Friday, June 25, 2004

A Friday afternoon hodgepodge --

(1) I need to think about how I feel about this. Does Congress need a religious caucus? Is there a prayer that it would welcome representatives of both progressive and conservative ideologies? Here's the LA Times story they mention. And here is The Revealer's skeptical take on the matter.

(2) If you're using Inernet Explorer to read page, you might want to know about this newest security flaw. I followed the recommended steps and seem to be clean. But as a friend observed, this might be as good a time as any to switch to Opera.

(3) Daily Kos shows how much Oregon Republicans want Nader on the ballot.

(4) Did Cheney stage a coup?

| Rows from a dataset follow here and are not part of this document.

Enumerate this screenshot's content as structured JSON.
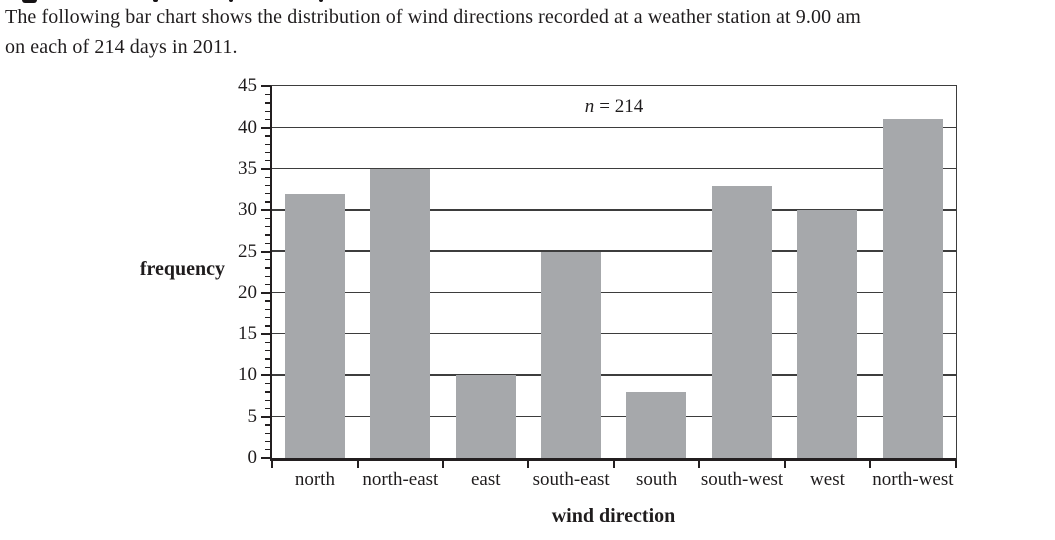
{
  "intro": {
    "line1": "The following bar chart shows the distribution of wind directions recorded at a weather station at 9.00 am",
    "line2": "on each of 214 days in 2011."
  },
  "chart_data": {
    "type": "bar",
    "title": "",
    "annotation": {
      "italic_part": "n",
      "rest": "= 214"
    },
    "xlabel": "wind direction",
    "ylabel": "frequency",
    "categories": [
      "north",
      "north-east",
      "east",
      "south-east",
      "south",
      "south-west",
      "west",
      "north-west"
    ],
    "values": [
      32,
      35,
      10,
      25,
      8,
      33,
      30,
      41
    ],
    "n_total": 214,
    "ylim": [
      0,
      45
    ],
    "y_major_step": 5,
    "y_minor_step": 1,
    "grid": true,
    "legend": "none",
    "colors": {
      "bar_fill": "#a6a8ab",
      "axis": "#231f20",
      "grid": "#3d3d3d",
      "text": "#1f1c1d"
    }
  }
}
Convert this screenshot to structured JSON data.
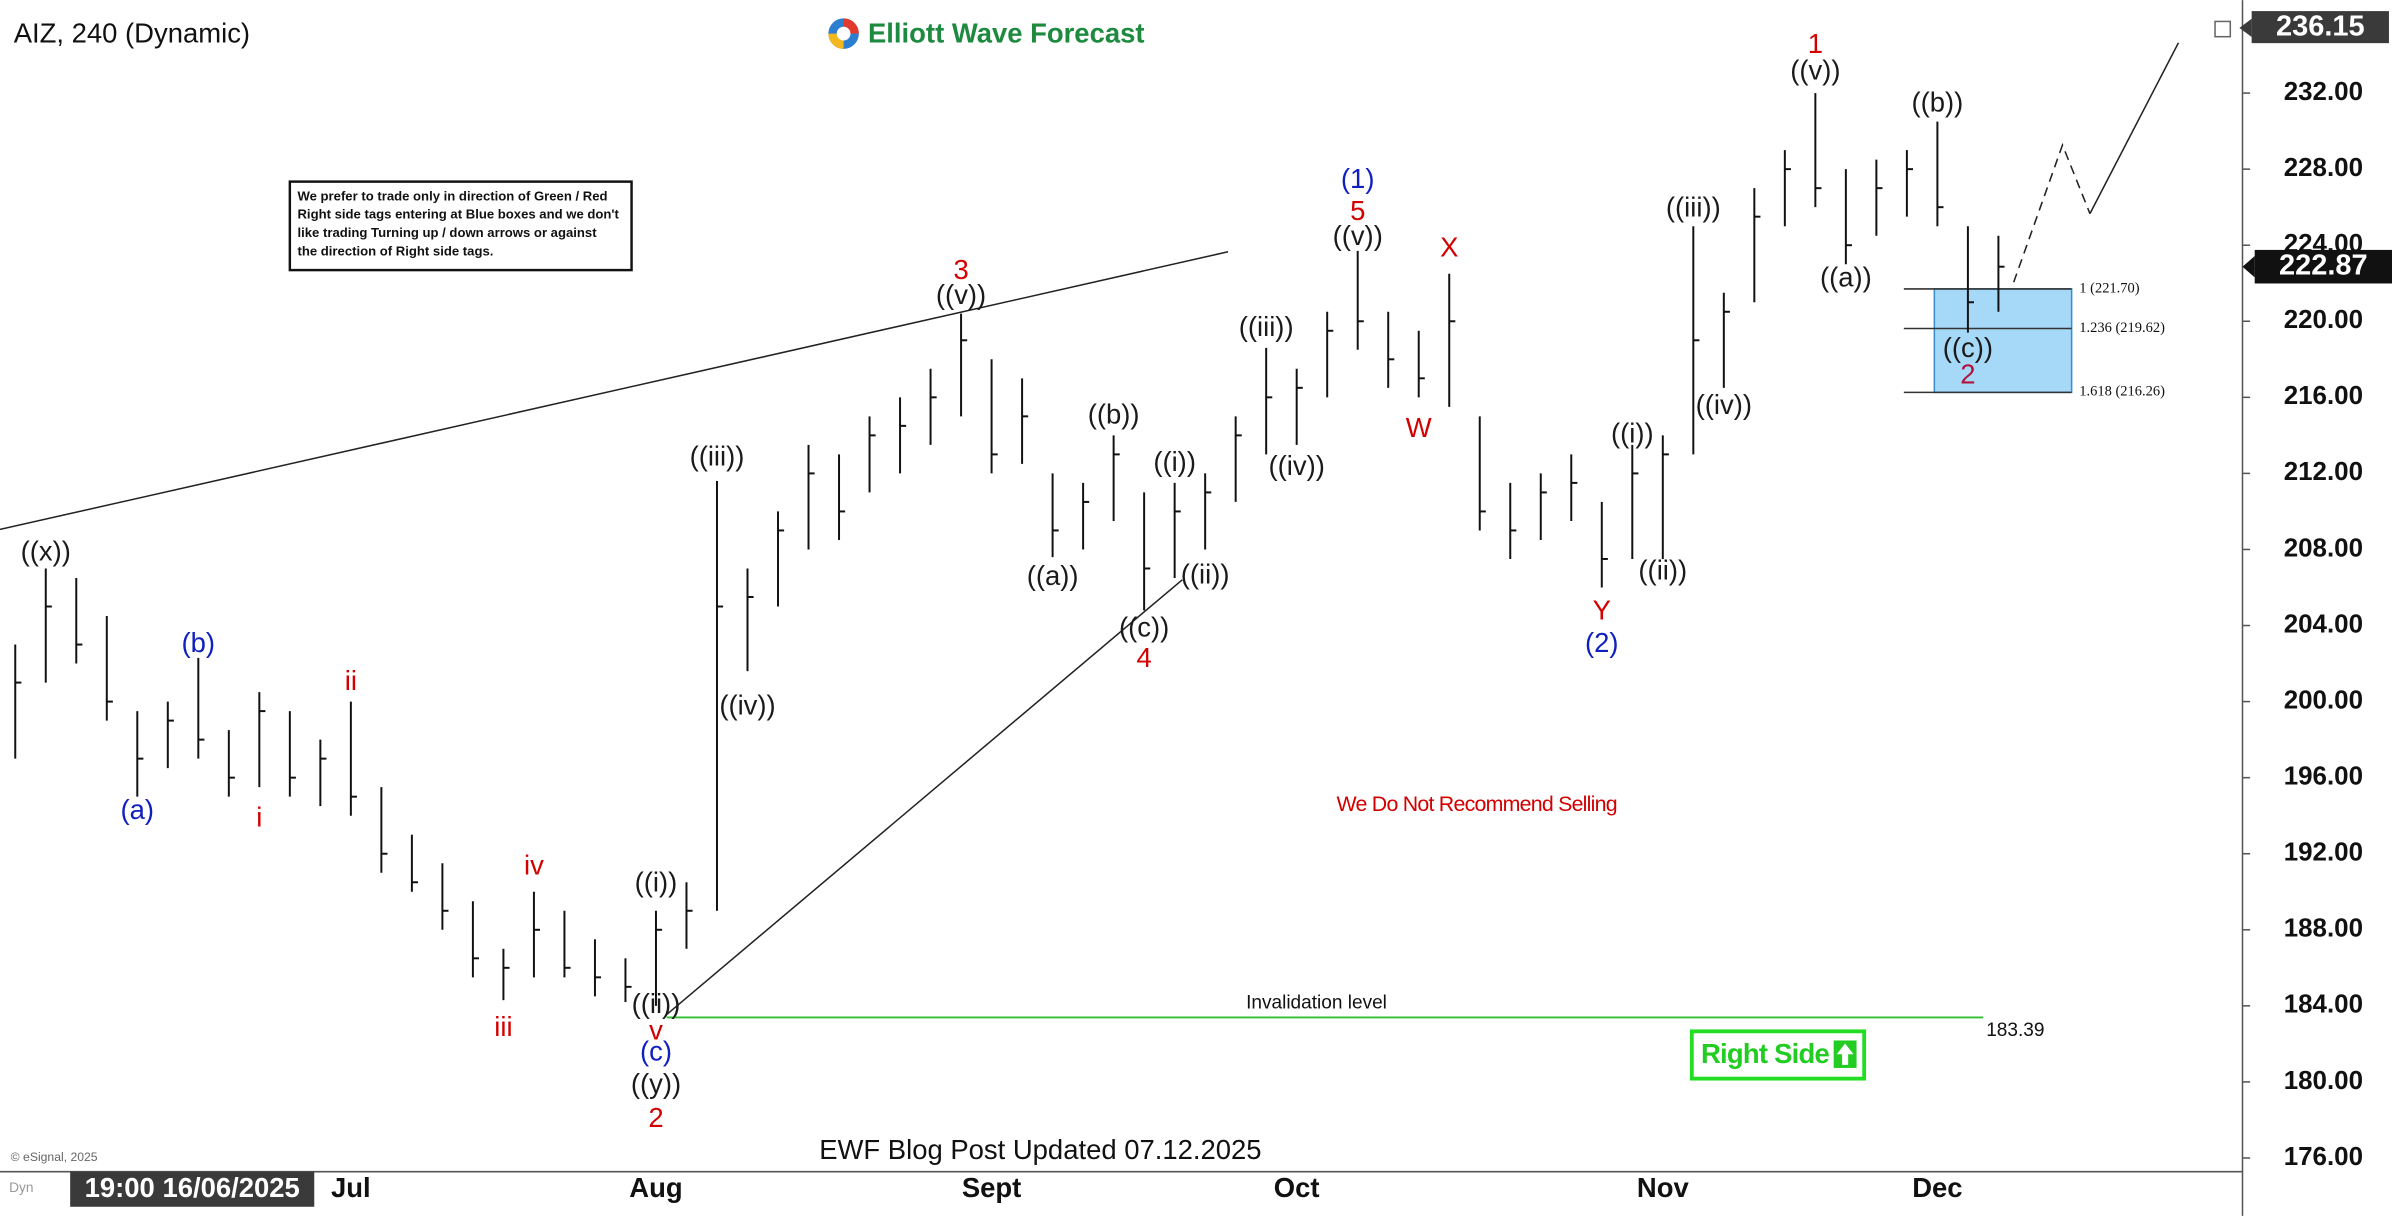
{
  "chart_data": {
    "type": "ohlc",
    "title": "AIZ, 240 (Dynamic)",
    "brand": "Elliott Wave Forecast",
    "note": [
      "We prefer to trade only in direction of Green / Red",
      "Right side tags entering at Blue boxes and we don't",
      "like trading Turning up / down arrows or against",
      "the direction of Right side tags."
    ],
    "recommendation": "We Do Not Recommend Selling",
    "right_side": "Right Side",
    "footer": "EWF Blog Post Updated 07.12.2025",
    "copyright": "© eSignal, 2025",
    "cursor_time": "19:00 16/06/2025",
    "cursor_tag": "Dyn",
    "categories": [
      null,
      null,
      null,
      null,
      null,
      null,
      null,
      null,
      null,
      null,
      null,
      "Jul",
      null,
      null,
      null,
      null,
      null,
      null,
      null,
      null,
      null,
      "Aug",
      null,
      null,
      null,
      null,
      null,
      null,
      null,
      null,
      null,
      null,
      "Sept",
      null,
      null,
      null,
      null,
      null,
      null,
      null,
      null,
      null,
      "Oct",
      null,
      null,
      null,
      null,
      null,
      null,
      null,
      null,
      null,
      null,
      null,
      "Nov",
      null,
      null,
      null,
      null,
      null,
      null,
      null,
      null,
      "Dec",
      null,
      null
    ],
    "high": [
      203,
      207,
      206.5,
      204.5,
      199.5,
      200,
      202.3,
      198.5,
      200.5,
      199.5,
      198,
      200,
      195.5,
      193,
      191.5,
      189.5,
      187,
      190,
      189,
      187.5,
      186.5,
      189,
      190.5,
      211.6,
      207,
      210,
      213.5,
      213,
      215,
      216,
      217.5,
      220.4,
      218,
      217,
      212,
      211.5,
      214,
      211,
      211.5,
      212,
      215,
      218.6,
      217.5,
      220.5,
      223.7,
      220.5,
      219.5,
      222.5,
      215,
      211.5,
      212,
      213,
      210.5,
      213.5,
      214,
      225,
      221.5,
      227,
      229,
      232,
      228,
      228.5,
      229,
      230.5,
      225,
      224.5
    ],
    "low": [
      197,
      201,
      202,
      199,
      195,
      196.5,
      197,
      195,
      195.5,
      195,
      194.5,
      194,
      191,
      190,
      188,
      185.5,
      184.3,
      185.5,
      185.5,
      184.5,
      184.2,
      184,
      187,
      189,
      201.6,
      205,
      208,
      208.5,
      211,
      212,
      213.5,
      215,
      212,
      212.5,
      207.6,
      208,
      209.5,
      204.8,
      206.5,
      208,
      210.5,
      213,
      213.5,
      216,
      218.5,
      216.5,
      216,
      215.5,
      209,
      207.5,
      208.5,
      209.5,
      206,
      207.5,
      207.5,
      213,
      216.5,
      221,
      225,
      226,
      223,
      224.5,
      225.5,
      225,
      219.4,
      220.5
    ],
    "close": [
      201,
      205,
      203,
      200,
      197,
      199,
      198,
      196,
      199.5,
      196,
      197,
      195,
      192,
      190.5,
      189,
      186.5,
      186,
      188,
      186,
      185.5,
      185,
      188,
      189,
      205,
      205.5,
      209,
      212,
      210,
      214,
      214.5,
      216,
      219,
      213,
      215,
      209,
      210.5,
      213,
      207,
      210,
      211,
      214,
      216,
      216.5,
      219.5,
      220,
      218,
      217,
      220,
      210,
      209,
      211,
      211.5,
      207.5,
      212,
      213,
      219,
      220.5,
      225.5,
      228,
      227,
      224,
      227,
      228,
      226,
      221,
      222.87
    ],
    "color": "#111111",
    "ylim": [
      175.28,
      236.89
    ],
    "yticks": [
      {
        "value": 176,
        "label": "176.00"
      },
      {
        "value": 180,
        "label": "180.00"
      },
      {
        "value": 184,
        "label": "184.00"
      },
      {
        "value": 188,
        "label": "188.00"
      },
      {
        "value": 192,
        "label": "192.00"
      },
      {
        "value": 196,
        "label": "196.00"
      },
      {
        "value": 200,
        "label": "200.00"
      },
      {
        "value": 204,
        "label": "204.00"
      },
      {
        "value": 208,
        "label": "208.00"
      },
      {
        "value": 212,
        "label": "212.00"
      },
      {
        "value": 216,
        "label": "216.00"
      },
      {
        "value": 220,
        "label": "220.00"
      },
      {
        "value": 224,
        "label": "224.00"
      },
      {
        "value": 228,
        "label": "228.00"
      },
      {
        "value": 232,
        "label": "232.00"
      }
    ],
    "axis_high": 236.15,
    "last_price": 222.87,
    "fib_levels": [
      {
        "value": 221.7,
        "label": "1 (221.70)"
      },
      {
        "value": 219.62,
        "label": "1.236 (219.62)"
      },
      {
        "value": 216.26,
        "label": "1.618 (216.26)"
      }
    ],
    "invalidation": {
      "label": "Invalidation level",
      "value": 183.39
    },
    "annotations": [
      {
        "text": "((x))",
        "at": 1,
        "y": 207.8,
        "color": "#1a1a1a"
      },
      {
        "text": "(b)",
        "at": 6,
        "y": 203.0,
        "color": "#1020c0"
      },
      {
        "text": "(a)",
        "at": 4,
        "y": 194.2,
        "color": "#1020c0"
      },
      {
        "text": "i",
        "at": 8,
        "y": 193.8,
        "color": "#d40000"
      },
      {
        "text": "ii",
        "at": 11,
        "y": 201.0,
        "color": "#d40000"
      },
      {
        "text": "iv",
        "at": 17,
        "y": 191.3,
        "color": "#d40000"
      },
      {
        "text": "iii",
        "at": 16,
        "y": 182.8,
        "color": "#d40000"
      },
      {
        "text": "((i))",
        "at": 21,
        "y": 190.4,
        "color": "#1a1a1a"
      },
      {
        "text": "((ii))",
        "at": 21,
        "y": 184.0,
        "color": "#1a1a1a"
      },
      {
        "text": "v",
        "at": 21,
        "y": 182.6,
        "color": "#d40000"
      },
      {
        "text": "(c)",
        "at": 21,
        "y": 181.5,
        "color": "#1020c0"
      },
      {
        "text": "((y))",
        "at": 21,
        "y": 179.8,
        "color": "#1a1a1a"
      },
      {
        "text": "2",
        "at": 21,
        "y": 178.0,
        "color": "#d40000"
      },
      {
        "text": "((iii))",
        "at": 23,
        "y": 212.8,
        "color": "#1a1a1a"
      },
      {
        "text": "((iv))",
        "at": 24,
        "y": 199.7,
        "color": "#1a1a1a"
      },
      {
        "text": "3",
        "at": 31,
        "y": 222.6,
        "color": "#d40000"
      },
      {
        "text": "((v))",
        "at": 31,
        "y": 221.3,
        "color": "#1a1a1a"
      },
      {
        "text": "((a))",
        "at": 34,
        "y": 206.5,
        "color": "#1a1a1a"
      },
      {
        "text": "((b))",
        "at": 36,
        "y": 215.0,
        "color": "#1a1a1a"
      },
      {
        "text": "((i))",
        "at": 38,
        "y": 212.5,
        "color": "#1a1a1a"
      },
      {
        "text": "((ii))",
        "at": 39,
        "y": 206.6,
        "color": "#1a1a1a"
      },
      {
        "text": "((c))",
        "at": 37,
        "y": 203.8,
        "color": "#1a1a1a"
      },
      {
        "text": "4",
        "at": 37,
        "y": 202.2,
        "color": "#d40000"
      },
      {
        "text": "((iii))",
        "at": 41,
        "y": 219.6,
        "color": "#1a1a1a"
      },
      {
        "text": "((iv))",
        "at": 42,
        "y": 212.3,
        "color": "#1a1a1a"
      },
      {
        "text": "(1)",
        "at": 44,
        "y": 227.4,
        "color": "#1020c0"
      },
      {
        "text": "5",
        "at": 44,
        "y": 225.7,
        "color": "#d40000"
      },
      {
        "text": "((v))",
        "at": 44,
        "y": 224.4,
        "color": "#1a1a1a"
      },
      {
        "text": "X",
        "at": 47,
        "y": 223.8,
        "color": "#d40000"
      },
      {
        "text": "W",
        "at": 46,
        "y": 214.3,
        "color": "#d40000"
      },
      {
        "text": "Y",
        "at": 52,
        "y": 204.7,
        "color": "#d40000"
      },
      {
        "text": "(2)",
        "at": 52,
        "y": 203.0,
        "color": "#1020c0"
      },
      {
        "text": "((i))",
        "at": 53,
        "y": 214.0,
        "color": "#1a1a1a"
      },
      {
        "text": "((ii))",
        "at": 54,
        "y": 206.8,
        "color": "#1a1a1a"
      },
      {
        "text": "((iii))",
        "at": 55,
        "y": 225.9,
        "color": "#1a1a1a"
      },
      {
        "text": "((iv))",
        "at": 56,
        "y": 215.5,
        "color": "#1a1a1a"
      },
      {
        "text": "1",
        "at": 59,
        "y": 234.5,
        "color": "#d40000"
      },
      {
        "text": "((v))",
        "at": 59,
        "y": 233.1,
        "color": "#1a1a1a"
      },
      {
        "text": "((a))",
        "at": 60,
        "y": 222.2,
        "color": "#1a1a1a"
      },
      {
        "text": "((b))",
        "at": 63,
        "y": 231.4,
        "color": "#1a1a1a"
      },
      {
        "text": "((c))",
        "at": 64,
        "y": 218.5,
        "color": "#1a1a1a"
      },
      {
        "text": "2",
        "at": 64,
        "y": 217.1,
        "color": "#b3123a"
      }
    ]
  }
}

Also from Daily Kos, referring to this Newsweek item:
This is startling information. The vice president ordered the president sent away and took control of the government. There is no other word for this than 'coup'.

There was a reason Cheney didn't want Bush testifying to the commission
by himself.
Here's a segment of the Newsweek piece:
But the question of Cheney's behavior that day is one of many new issues raised in the remarkably detailed, chilling account laid out in dramatic presentations by the 9-11 Commission. NEWSWEEK has learned that some on the commission staff were, in fact, highly skeptical of the vice president's account and made their views clearer in an earlier draft of their staff report. According to one knowledgeable source, some staffers "flat out didn't believe the call ever took place." When the early draft conveying that skepticism was circulated to the administration, it provoked an angry reaction. In a letter from White House lawyers last Tuesday and a series of phone calls, the White House vigorously lobbied the commission to change the language in its report.

"We didn't think it was written in a way that clearly reflected the accounting the president and vice president had given to the commission," White House spokesman Dan Bartlett told NEWSWEEK. Ultimately the chairman and vice chair of the commission, former New Jersey governor Thomas Kean and former representative Lee Hamilton—both of whom have sought mightily to appear nonpartisan—agreed to remove some of the offending language. The report "was watered down," groused one staffer.
(5) Via today's Progress Report: Apparetly the Carlyle Group, which has long, deep ties to the Bush clan and to the Saudi royals has purchased Loew's cineplex Theaters. This nicely packages another component in the military-industrial-media complex.

(6) Al Gore, of "John Kerry's Coalition of the Wild-Eyed," delivered this speech to Georgetown University. Among the take-home observations:
I am convinced that our founders would counsel us today that the greatest challenge facing our republic is not terrorism but how we react to terrorism, and not war, but how we manage our fears and achieve security without losing our freedom. I am also convinced that they would warn us that democracy itself is in grave danger if we allow any president to use his role as commander in chief to rupture the careful balance between the executive, the legislative and the judicial branches of government. Our current president has gone to war and has come back into "the city" and declared that our nation is now in a permanent state of war, which he says justifies his reinterpretation of the Constitution in ways that increase his personal power at the expense of Congress, the courts, and every individual citizen.
(7) This just leaves me speechless. Schwarzenegger wants to save the money by killing stray animals sooner.

(8) Via Kevin Drum, a fascinating roundtable on Iraq in the current Rolling Stone.

(9) A match made in heaven -- Ben Harper and the Blind Boys of Alabama! I'm definitely going to need to make another centimeter of space on the CD rack for this one. (I only ran into that because I was poking around the Rolling Stone Magazine site; why did I stop reading that so many years ago?)